Le dernier rapport de la Banque mondiale «Doing Business in 2012» affiche un bon
classement pour le site tunisien en comparaison avec les autres pays de la
région, en ce qui concerne son environnement d’affaires (confère graphique 2).
Mais, ce score global cache en réalité plusieurs dysfonctionnements qui
caractérisent le cadre réglementaire et administratif du pays.
Figure 2 : Classement comparé de la Tunisie pour la conduite des affaires
De fait, plusieurs barrières administratives continuent à se manifester à
plusieurs niveaux et avec une amplitude assez inquiétante. Il s’agit notamment
des obstacles liés au démarrage des entreprises, à l’enregistrement de
propriété, à l’accès aux crédits, aux permis de constructions et au respect des
termes des contrats.
Figure 3 : Classement mondial de la Tunisie pour la conduite des affaires par
Composante
Ces faiblesses sont davantage mises en avant par le Forum Economique Mondial
dans son rapport sur la compétitivité globale 2010-2011. Dans ce rapport, de
nombreuses insuffisances sont identifiées et se manifestent essentiellement au
niveau de la qualité des institutions, de l’environnement macroéconomique, du
développement du marché financier, de la sophistication du commerce et de
l’efficience des marchés des biens et du travail.
Table 1 : indice de compétitivité globale de la Tunisie par Composante
Le Forum Economique Mondial de Davos souligne par ailleurs, sur la base d’une
enquête menée auprès d’investisseurs nationaux leur demandant de signaler les
barrières les plus importantes dans leurs activités de commerce, que 17,7% des
investisseurs interviewés trouvent que le manque d’accès au financement
constitue la plus importante barrière à l’investissement, alors qu’en moyenne
11% d’entre eux mettent de devant les effets négatifs des régulations
restrictives du travail et de la bureaucratie inefficace.
Figure 4 : Obstacles majeurs pour la conduite des affaires en Tunisie
De fait, malgré l’ampleur des projets de réformes annoncés durant les dernières
années, les entreprises continuent à considérer que les formalités
administratives induites par une réglementation excessive sont souvent
complexes, longues et coûteuses. Elles se traduisent par une multiplicité
d’étapes, de longs formulaires à remplir et un nombre élevé de pièces
justificatives.
Bien évidemment, la complexité des formalités et les délais d’attente impliquent
des coûts élevés pour les entrepreneurs, découragent l’investissement et
favorisent la corruption. Ces coûts peuvent être directs. Ils comprennent le
temps et l’argent dépensé sur les formalités et documents, et ils sont liés aux
besoins de conformité administrative. Ils peuvent aussi être indirects et
surviennent lorsque les règlements administratifs tendent à réduire la
productivité des entreprises et leur capacité à innover.

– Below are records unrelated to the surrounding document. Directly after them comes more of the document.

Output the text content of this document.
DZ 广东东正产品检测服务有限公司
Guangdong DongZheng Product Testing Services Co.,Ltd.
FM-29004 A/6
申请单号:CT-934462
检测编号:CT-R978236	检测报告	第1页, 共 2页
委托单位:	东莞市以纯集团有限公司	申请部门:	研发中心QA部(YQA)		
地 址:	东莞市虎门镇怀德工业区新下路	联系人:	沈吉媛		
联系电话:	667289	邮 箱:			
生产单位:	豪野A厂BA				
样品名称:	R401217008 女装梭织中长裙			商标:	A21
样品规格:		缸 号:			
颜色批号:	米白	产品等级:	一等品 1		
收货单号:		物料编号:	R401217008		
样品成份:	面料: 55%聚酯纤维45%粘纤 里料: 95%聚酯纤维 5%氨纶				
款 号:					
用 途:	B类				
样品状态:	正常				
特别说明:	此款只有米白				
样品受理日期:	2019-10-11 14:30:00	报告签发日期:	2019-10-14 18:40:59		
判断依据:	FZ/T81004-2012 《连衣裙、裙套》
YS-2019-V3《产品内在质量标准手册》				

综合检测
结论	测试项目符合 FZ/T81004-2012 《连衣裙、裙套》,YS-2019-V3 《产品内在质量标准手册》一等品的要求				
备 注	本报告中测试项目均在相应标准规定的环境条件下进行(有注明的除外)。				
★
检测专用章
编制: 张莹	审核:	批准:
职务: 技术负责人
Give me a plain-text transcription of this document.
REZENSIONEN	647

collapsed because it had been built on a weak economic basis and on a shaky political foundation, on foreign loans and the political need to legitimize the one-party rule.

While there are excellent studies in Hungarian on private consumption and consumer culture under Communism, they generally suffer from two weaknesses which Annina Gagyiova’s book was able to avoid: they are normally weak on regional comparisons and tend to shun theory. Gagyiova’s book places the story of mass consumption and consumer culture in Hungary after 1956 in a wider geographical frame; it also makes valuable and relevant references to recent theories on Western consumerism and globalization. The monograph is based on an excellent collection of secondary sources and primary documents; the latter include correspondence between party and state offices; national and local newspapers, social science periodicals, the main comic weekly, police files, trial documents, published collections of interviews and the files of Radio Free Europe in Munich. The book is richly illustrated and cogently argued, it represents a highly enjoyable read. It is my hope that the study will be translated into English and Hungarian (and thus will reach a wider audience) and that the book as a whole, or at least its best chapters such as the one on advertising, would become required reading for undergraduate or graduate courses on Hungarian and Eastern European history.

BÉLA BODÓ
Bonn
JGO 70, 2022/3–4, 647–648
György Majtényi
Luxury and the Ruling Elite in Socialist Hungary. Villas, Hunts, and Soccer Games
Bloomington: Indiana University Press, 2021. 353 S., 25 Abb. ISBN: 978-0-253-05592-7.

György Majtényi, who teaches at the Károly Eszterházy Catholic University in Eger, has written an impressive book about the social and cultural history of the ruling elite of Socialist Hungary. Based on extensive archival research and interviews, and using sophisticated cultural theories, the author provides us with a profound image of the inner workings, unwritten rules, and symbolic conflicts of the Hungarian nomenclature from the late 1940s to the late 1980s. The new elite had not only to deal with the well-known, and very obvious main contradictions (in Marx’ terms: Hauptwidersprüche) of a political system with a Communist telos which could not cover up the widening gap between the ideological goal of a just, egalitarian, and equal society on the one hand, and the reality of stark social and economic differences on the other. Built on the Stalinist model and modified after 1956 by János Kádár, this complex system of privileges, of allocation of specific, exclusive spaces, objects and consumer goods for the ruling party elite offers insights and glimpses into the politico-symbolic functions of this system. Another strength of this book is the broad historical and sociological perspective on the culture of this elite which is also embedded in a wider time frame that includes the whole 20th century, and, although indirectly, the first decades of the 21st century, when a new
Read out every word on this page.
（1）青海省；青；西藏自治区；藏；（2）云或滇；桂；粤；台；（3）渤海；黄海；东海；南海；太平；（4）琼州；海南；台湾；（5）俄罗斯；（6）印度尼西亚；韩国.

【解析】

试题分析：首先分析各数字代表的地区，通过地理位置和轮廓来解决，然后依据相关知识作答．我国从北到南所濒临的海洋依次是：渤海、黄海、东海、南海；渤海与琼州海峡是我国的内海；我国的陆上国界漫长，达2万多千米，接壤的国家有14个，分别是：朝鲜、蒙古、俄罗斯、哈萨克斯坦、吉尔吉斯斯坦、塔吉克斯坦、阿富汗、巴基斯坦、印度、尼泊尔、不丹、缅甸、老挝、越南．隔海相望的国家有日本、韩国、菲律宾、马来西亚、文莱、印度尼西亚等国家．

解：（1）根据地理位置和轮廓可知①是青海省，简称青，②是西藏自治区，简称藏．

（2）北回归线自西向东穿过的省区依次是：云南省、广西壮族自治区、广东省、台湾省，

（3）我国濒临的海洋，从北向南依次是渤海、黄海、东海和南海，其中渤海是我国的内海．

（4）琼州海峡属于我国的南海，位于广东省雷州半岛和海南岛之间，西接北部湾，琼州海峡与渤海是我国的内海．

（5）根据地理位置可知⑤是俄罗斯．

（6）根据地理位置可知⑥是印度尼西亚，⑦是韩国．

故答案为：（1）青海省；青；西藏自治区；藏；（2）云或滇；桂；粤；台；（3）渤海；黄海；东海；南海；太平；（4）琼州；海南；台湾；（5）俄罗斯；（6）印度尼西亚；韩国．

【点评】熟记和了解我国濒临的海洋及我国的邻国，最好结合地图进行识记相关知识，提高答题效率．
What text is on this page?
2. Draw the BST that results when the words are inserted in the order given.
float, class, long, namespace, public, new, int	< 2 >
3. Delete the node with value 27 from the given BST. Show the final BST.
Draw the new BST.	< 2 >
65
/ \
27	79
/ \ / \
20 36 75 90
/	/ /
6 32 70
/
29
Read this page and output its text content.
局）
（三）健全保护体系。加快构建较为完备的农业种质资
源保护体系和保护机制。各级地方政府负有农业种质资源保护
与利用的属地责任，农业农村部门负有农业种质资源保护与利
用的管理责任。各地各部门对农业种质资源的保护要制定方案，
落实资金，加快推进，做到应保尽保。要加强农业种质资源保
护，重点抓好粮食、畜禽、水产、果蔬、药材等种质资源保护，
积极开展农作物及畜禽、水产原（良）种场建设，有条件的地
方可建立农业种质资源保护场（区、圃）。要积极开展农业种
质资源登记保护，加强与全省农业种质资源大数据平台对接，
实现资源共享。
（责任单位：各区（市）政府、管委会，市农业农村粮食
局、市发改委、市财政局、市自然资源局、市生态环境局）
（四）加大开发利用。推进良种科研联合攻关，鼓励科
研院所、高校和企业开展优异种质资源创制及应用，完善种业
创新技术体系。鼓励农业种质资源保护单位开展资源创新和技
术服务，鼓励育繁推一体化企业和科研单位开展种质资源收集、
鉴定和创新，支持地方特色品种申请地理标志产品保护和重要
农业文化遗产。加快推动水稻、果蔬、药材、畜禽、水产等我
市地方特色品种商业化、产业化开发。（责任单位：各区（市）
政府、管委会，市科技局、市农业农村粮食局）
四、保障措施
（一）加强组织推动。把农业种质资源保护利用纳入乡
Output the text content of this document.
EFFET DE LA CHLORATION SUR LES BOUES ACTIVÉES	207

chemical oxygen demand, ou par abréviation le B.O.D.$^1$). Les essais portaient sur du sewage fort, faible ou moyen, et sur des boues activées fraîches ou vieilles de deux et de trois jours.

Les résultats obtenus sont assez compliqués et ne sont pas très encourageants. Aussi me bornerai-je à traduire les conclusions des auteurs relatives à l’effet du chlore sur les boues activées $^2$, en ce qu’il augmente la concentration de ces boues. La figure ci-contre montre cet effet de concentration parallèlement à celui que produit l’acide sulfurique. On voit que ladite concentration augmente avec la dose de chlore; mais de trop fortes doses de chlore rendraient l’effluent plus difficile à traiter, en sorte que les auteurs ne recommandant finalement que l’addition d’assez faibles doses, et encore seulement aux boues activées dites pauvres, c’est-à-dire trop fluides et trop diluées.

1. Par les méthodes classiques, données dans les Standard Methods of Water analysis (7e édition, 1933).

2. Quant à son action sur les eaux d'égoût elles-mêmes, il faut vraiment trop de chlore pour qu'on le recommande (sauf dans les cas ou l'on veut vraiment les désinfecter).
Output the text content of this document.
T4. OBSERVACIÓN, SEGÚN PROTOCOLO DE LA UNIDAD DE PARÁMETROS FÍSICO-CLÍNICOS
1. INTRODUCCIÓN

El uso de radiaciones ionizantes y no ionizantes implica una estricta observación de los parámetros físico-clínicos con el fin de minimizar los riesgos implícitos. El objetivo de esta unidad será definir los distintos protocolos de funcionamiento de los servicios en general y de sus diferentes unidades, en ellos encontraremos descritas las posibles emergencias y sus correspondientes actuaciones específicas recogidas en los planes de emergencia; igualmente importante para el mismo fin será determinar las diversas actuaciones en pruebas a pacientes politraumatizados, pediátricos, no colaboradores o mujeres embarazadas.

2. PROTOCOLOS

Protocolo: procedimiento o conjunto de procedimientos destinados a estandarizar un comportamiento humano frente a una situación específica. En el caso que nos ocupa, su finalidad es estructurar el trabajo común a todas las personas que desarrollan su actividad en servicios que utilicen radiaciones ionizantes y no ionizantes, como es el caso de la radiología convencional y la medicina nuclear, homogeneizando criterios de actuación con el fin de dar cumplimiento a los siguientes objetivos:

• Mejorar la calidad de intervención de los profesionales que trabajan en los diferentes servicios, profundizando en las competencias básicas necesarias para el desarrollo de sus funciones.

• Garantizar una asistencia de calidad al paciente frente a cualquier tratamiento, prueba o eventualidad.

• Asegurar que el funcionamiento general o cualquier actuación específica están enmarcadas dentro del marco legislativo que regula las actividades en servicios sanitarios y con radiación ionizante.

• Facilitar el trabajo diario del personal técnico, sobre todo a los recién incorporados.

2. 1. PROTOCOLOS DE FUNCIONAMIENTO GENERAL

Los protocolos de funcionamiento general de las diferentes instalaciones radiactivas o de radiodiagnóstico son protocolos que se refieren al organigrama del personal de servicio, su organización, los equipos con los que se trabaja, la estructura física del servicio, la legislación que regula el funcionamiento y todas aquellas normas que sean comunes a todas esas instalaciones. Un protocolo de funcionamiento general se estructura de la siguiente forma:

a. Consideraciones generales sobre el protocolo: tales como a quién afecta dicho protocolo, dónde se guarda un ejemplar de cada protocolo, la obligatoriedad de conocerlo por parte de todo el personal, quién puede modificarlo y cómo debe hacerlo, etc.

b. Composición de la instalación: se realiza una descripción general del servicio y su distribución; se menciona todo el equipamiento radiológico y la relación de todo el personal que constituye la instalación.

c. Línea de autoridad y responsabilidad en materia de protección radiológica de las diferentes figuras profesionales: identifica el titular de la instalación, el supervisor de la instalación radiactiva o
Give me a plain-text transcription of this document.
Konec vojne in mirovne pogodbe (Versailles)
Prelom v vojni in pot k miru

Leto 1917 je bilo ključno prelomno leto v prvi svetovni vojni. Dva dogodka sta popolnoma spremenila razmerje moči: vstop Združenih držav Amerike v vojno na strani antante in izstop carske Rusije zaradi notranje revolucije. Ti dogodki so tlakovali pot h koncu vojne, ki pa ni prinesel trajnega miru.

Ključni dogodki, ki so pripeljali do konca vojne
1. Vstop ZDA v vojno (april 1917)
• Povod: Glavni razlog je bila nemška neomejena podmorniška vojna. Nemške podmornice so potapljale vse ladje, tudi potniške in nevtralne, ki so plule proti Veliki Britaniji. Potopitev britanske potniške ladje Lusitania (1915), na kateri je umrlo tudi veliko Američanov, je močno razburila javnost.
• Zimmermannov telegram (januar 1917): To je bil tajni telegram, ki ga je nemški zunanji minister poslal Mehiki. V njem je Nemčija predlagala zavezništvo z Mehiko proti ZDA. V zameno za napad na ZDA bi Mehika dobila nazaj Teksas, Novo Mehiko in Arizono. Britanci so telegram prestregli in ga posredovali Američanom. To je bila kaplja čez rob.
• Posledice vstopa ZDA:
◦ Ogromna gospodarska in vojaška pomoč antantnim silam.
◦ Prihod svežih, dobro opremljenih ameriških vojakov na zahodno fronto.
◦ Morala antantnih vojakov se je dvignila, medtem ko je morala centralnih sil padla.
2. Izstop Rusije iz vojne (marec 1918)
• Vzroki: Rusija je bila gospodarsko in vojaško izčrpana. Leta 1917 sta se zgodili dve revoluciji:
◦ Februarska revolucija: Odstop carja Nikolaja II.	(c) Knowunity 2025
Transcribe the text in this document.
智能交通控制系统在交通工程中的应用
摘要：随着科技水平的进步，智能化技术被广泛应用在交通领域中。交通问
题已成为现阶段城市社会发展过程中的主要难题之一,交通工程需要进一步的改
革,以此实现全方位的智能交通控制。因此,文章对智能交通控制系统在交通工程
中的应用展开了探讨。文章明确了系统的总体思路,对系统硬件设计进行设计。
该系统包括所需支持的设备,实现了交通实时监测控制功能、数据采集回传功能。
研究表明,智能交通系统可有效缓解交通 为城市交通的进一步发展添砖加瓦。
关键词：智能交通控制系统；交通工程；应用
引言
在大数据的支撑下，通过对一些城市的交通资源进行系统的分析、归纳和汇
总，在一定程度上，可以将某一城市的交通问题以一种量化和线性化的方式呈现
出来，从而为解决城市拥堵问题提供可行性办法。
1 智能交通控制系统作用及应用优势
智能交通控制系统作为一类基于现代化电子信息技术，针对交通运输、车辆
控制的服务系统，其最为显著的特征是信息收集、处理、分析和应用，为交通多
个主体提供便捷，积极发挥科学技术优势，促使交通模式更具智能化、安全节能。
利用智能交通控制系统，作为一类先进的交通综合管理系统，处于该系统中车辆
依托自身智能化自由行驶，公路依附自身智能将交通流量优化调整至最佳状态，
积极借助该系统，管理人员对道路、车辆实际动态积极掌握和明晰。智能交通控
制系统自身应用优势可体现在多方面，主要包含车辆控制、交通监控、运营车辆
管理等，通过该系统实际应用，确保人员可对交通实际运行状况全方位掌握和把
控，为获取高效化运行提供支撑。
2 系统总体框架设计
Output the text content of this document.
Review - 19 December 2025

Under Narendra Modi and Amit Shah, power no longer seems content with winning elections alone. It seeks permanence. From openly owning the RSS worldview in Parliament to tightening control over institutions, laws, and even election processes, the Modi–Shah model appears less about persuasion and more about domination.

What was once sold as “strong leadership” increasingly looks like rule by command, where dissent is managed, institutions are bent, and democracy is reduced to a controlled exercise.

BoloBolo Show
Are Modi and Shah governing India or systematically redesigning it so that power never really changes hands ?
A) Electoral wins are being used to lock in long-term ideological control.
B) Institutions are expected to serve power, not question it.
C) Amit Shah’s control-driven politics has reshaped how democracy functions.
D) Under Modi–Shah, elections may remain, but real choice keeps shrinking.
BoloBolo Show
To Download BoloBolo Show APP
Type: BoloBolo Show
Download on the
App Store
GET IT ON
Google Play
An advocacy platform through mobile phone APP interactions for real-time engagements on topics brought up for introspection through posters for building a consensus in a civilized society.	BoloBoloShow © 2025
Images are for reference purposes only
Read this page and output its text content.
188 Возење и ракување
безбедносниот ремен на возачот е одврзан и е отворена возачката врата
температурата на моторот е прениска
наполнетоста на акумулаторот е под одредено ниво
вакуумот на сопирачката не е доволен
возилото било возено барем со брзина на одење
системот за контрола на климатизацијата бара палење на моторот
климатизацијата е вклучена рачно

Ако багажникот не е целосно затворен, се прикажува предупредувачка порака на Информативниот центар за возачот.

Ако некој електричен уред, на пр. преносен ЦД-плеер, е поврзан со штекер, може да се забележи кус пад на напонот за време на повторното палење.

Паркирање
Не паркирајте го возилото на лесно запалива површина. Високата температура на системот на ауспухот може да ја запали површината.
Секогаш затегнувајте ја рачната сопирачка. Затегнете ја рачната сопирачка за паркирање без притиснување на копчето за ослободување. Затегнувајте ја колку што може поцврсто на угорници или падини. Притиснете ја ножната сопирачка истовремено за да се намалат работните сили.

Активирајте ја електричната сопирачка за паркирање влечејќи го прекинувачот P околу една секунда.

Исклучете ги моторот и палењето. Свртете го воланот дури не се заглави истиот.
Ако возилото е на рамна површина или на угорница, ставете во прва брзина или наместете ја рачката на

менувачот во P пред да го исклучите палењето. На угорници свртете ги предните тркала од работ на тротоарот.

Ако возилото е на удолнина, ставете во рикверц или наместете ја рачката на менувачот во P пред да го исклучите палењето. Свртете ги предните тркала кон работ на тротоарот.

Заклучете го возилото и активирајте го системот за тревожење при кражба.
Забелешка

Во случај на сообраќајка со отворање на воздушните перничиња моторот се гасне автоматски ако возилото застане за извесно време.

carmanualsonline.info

La simplification des formalités administratives est donc essentielle à
l’allégement du poids de la réglementation et à l’amélioration de sa qualité. Il
s’agit en particulier d’éliminer les paperasseries inutiles, de réduire les
délais et de rationaliser les procédures de demande et d’agrément. S’impliquer
dans un programme de simplification des formalités contribue à diminuer les
coûts de respect de la réglementation à l’échelle de l’administration, ce qui
permet ainsi d’éliminer les obstacles à l’innovation et aux gains de
productivité tout en stimulant l’activité des entreprises.
Table 2 : Comparaison des sous-indicateurs de la conduite des affaires en
Tunisie par rapport aux pays de référence
Une priorité particulière devrait être aussi à accordée à la nécessité de mettre
en place un dispositif qui permette d’estimer et d’évaluer les coûts liés à ces
charges administratives. Ces estimations devraient comprendre tous les coûts
économiques qu’impose aux entreprises le respect de la réglementation, y compris
les coûts liés aussi bien directement à celle-ci qu’aux formalités
administratives.
Plusieurs tentatives ont été initiées dans les pays développés. L’exemple des
Pays-Bas qui ont réussi à réduire de 25% les charges administratives supportées
par leurs entreprises en appliquant le modèle de coût standard peut constituer
un point de départ ou de référence sur lequel peuvent s’appuyer les décideurs
publics tunisiens s’ils s’impliquent dans une stratégie de simplification
administrative. Ce modèle mesure les coûts administratifs imposés par
l’administration aux entreprises. Il décompose la législation en obligations
d’information auxquelles sont soumises les entreprises, ce qui permet d’entrer
dans un plus grand détail et facilite l’évaluation de l’impact des efforts
concrets de réforme sur les charges administratives.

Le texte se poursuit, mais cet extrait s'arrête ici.